Monday, December 22, 2008

Whole lot of nothing

Completed yet another 800-mile cross-country trek yesterday. The Deer Lodge Valley offered up a nice ground blizzard to keep me awake, and shooting stars intermittently kept me entertained between Glendive and Bismarck. But 12 hours is 12 hours. I'll do a little jig the day someone invents a car that drives itself.

Keeping ye olde blog updated has been a challenge. Not a whole lot to write about. The freelance assignments continue to trickle in. The needle on my savings account gauge gets a little closer to empty with every rent check and trip to Kettlehouse. Beyond that, life is an endless series of writing clips and applications. Feels a bit like fishing the Teton River. Whole lot of nothing.
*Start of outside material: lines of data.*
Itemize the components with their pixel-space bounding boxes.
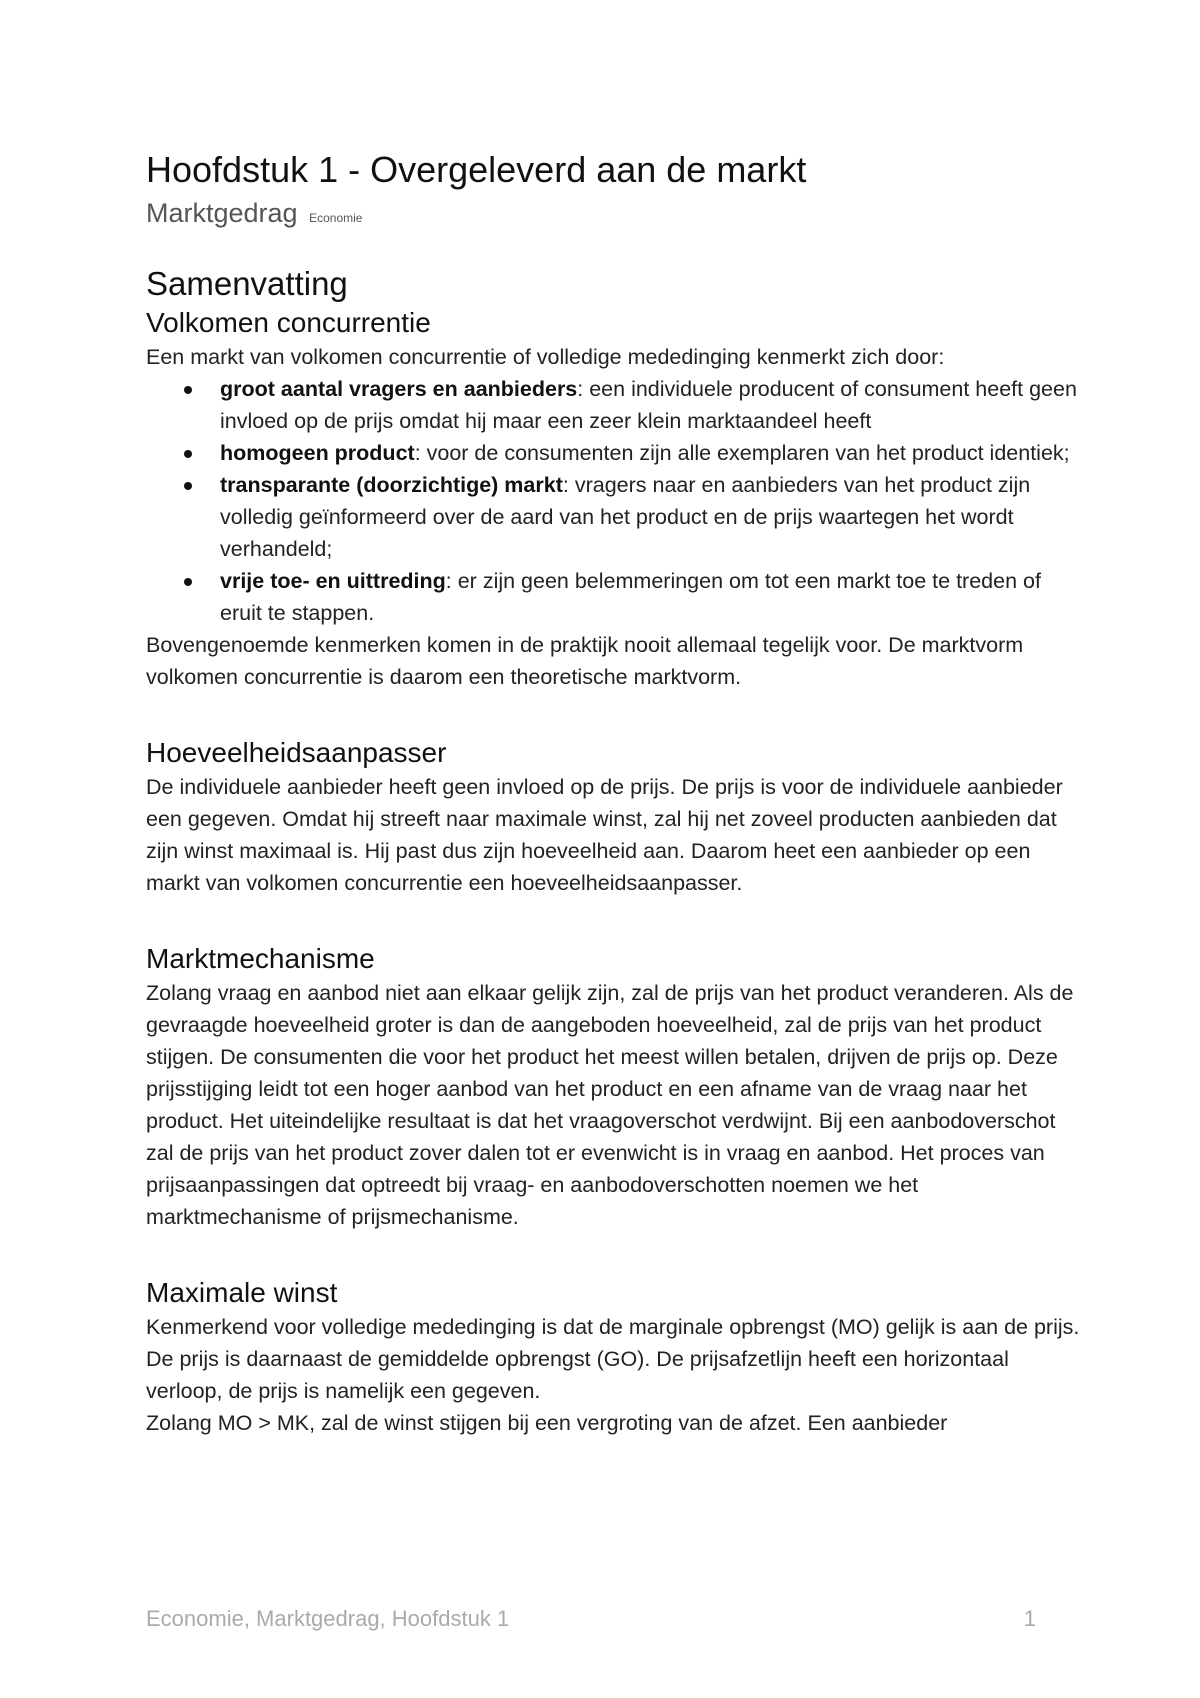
section-hoeveelheidsaanpasser	[146, 735, 1086, 899]
footer-text: Economie, Marktgedrag, Hoofdstuk 1	[146, 1606, 510, 1631]
section-heading: Hoeveelheidsaanpasser	[146, 737, 447, 768]
document-subtitle	[146, 194, 1086, 237]
section-heading: Volkomen concurrentie	[146, 307, 431, 338]
bullet-term: vrije toe- en uittreding	[220, 569, 446, 593]
bullet-text: : voor de consumenten zijn alle exemplaren van het product identiek;	[414, 441, 1070, 465]
bullet-term: groot aantal vragers en aanbieders	[220, 377, 578, 401]
page-number: 1	[1023, 1606, 1036, 1631]
page-footer	[146, 1605, 1036, 1633]
bullet-term: homogeen product	[220, 441, 415, 465]
bullet-text: : vragers naar en aanbieders van het product zijn volledig geïnformeerd over de aard van het product en de prijs waartegen het wordt verhandeld;	[220, 473, 1031, 561]
list-item	[220, 373, 1086, 437]
bullet-text: : er zijn geen belemmeringen om tot een markt toe te treden of eruit te stappen.	[220, 569, 1041, 625]
section-heading: Maximale winst	[146, 1277, 338, 1308]
subtitle-text: Marktgedrag	[146, 198, 298, 228]
section-body: Zolang MO > MK, zal de winst stijgen bij een vergroting van de afzet. Een aanbieder	[146, 1411, 948, 1435]
section-body: Kenmerkend voor volledige mededinging is dat de marginale opbrengst (MO) gelijk is aan de prijs. De prijs is daarnaast de gemiddelde opbrengst (GO). De prijsafzetlijn heeft een horizontaal verloop, de prijs is namelijk een gegeven.	[146, 1315, 1080, 1403]
subject-tag: Economie	[309, 211, 363, 225]
section-maximale-winst	[146, 1275, 1086, 1439]
document-page	[146, 146, 1086, 1439]
list-item	[220, 437, 1086, 469]
section-intro: Een markt van volkomen concurrentie of volledige mededinging kenmerkt zich door:	[146, 345, 945, 369]
bullet-text: : een individuele producent of consument heeft geen invloed op de prijs omdat hij maar een zeer klein marktaandeel heeft	[220, 377, 1077, 433]
section-body: Zolang vraag en aanbod niet aan elkaar gelijk zijn, zal de prijs van het product veranderen. Als de gevraagde hoeveelheid groter is dan de aangeboden hoeveelheid, zal de prijs van het product stijgen. De consumenten die voor het product het meest willen betalen, drijven de prijs op. Deze prijsstijging leidt tot een hoger aanbod van het product en een afname van de vraag naar het product. Het uiteindelijke resultaat is dat het vraagoverschot verdwijnt. Bij een aanbodoverschot zal de prijs van het product zover dalen tot er evenwicht is in vraag en aanbod. Het proces van prijsaanpassingen dat optreedt bij vraag- en aanbodoverschotten noemen we het marktmechanisme of prijsmechanisme.	[146, 981, 1074, 1229]
characteristics-list	[146, 373, 1086, 629]
section-marktmechanisme	[146, 941, 1086, 1233]
section-body: De individuele aanbieder heeft geen invloed op de prijs. De prijs is voor de individuele aanbieder een gegeven. Omdat hij streeft naar maximale winst, zal hij net zoveel producten aanbieden dat zijn winst maximaal is. Hij past dus zijn hoeveelheid aan. Daarom heet een aanbieder op een markt van volkomen concurrentie een hoeveelheidsaanpasser.	[146, 775, 1063, 895]
summary-heading: Samenvatting	[146, 265, 348, 302]
section-outro: Bovengenoemde kenmerken komen in de praktijk nooit allemaal tegelijk voor. De marktvorm volkomen concurrentie is daarom een theoretische marktvorm.	[146, 633, 1024, 689]
bullet-term: transparante (doorzichtige) markt	[220, 473, 563, 497]
section-heading: Marktmechanisme	[146, 943, 375, 974]
section-volkomen-concurrentie	[146, 305, 1086, 693]
document-title: Hoofdstuk 1 - Overgeleverd aan de markt	[146, 149, 807, 190]
list-item	[220, 469, 1086, 565]
list-item	[220, 565, 1086, 629]
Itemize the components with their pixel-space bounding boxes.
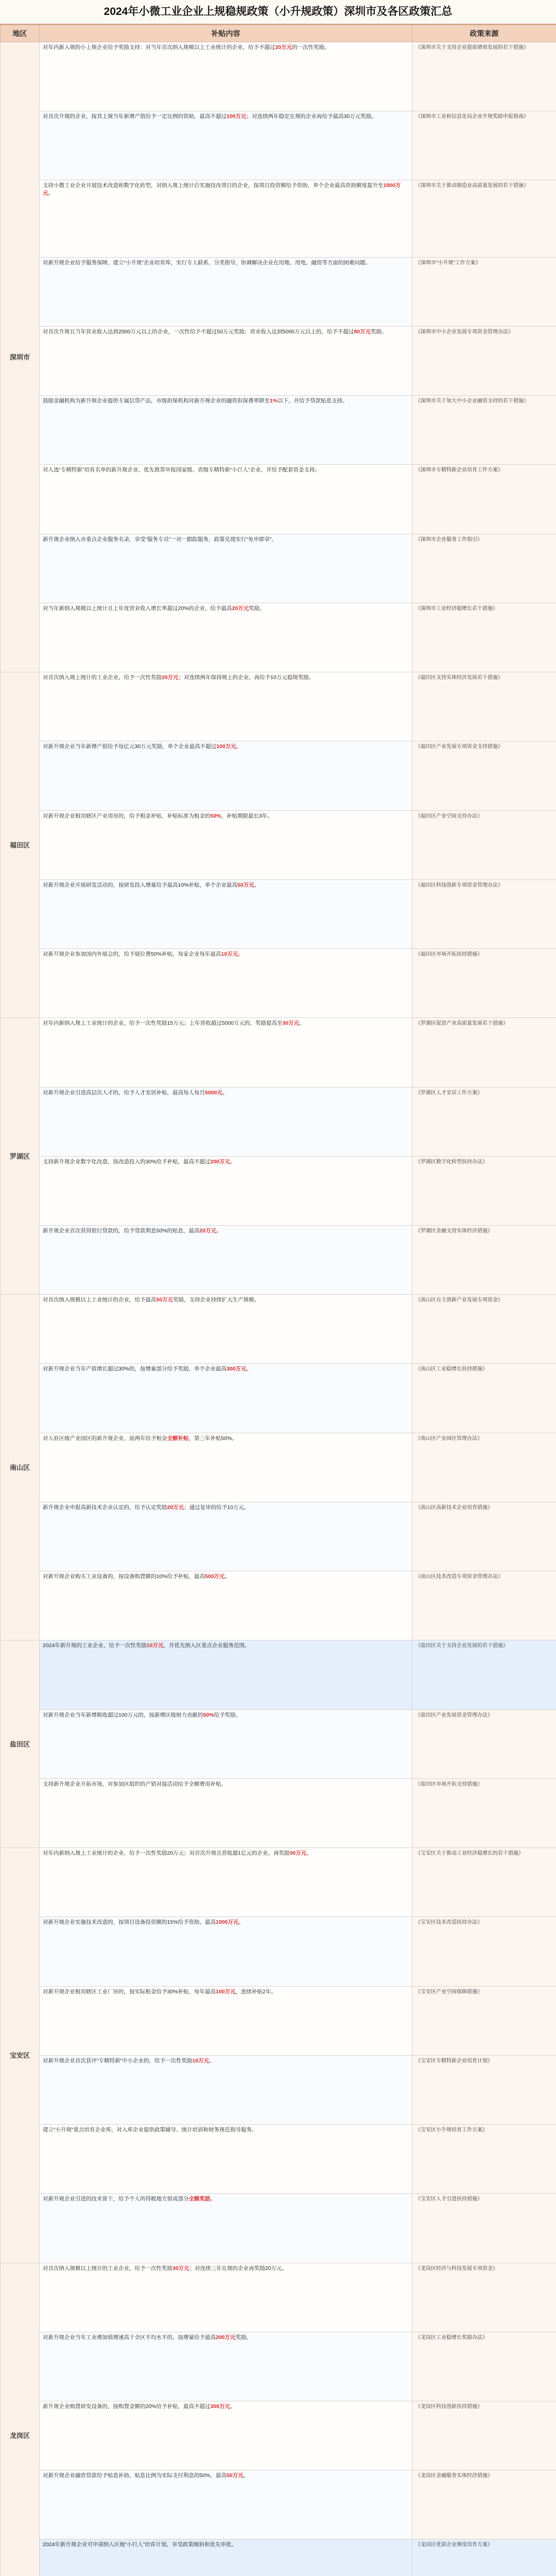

In broader news, the Minneapolis Fed released its economic forecast for '09 a few days ago. Every state in the ninth district save North Dakota shook the magic 8 ball for community economies and got a resounding "outlook is bleak" (Three cheers for NoDakers and their tireless optimism). Employment to drop, manufacturing to decrease, ag outlook mixed. Income levels might go up a bit, but not enough to cover rising costs of living. Damn inflation. Some might see the downsizing or closing of some independent businesses in Missoula as indicators of a failing economy (Shakespeare and Co. closing its sattelite non-fiction storefront, World Games and Stoverud's closing), but it seems a bit early yet to make that call.

One bit of cynical humor to come out of all this economic turmoil: the founding of a new journalistic organization in New York. ASSME (American Society of Shit-canned Media Elite) held a big holiday to-do last week, and I hope the organization's membership swells nationally. Laughing in the face of mounting unemployment. Other stories on the layoffs make it sound like the media is going the way of the dinosaur and the dicso-themed roller rink without resisting or acknowledging it. And this depressive outlook has spread. I received and completed a survey for the University of Georgia today on my experiences in the field of journalism since graduating with my BA. Loaded with questions like "will broadcast radio be around in 20 years?" and "will newspapers be around in 20 years?" (Being from NoDak, I answered yes to all). I'm hoping its just widespread seasonal depression.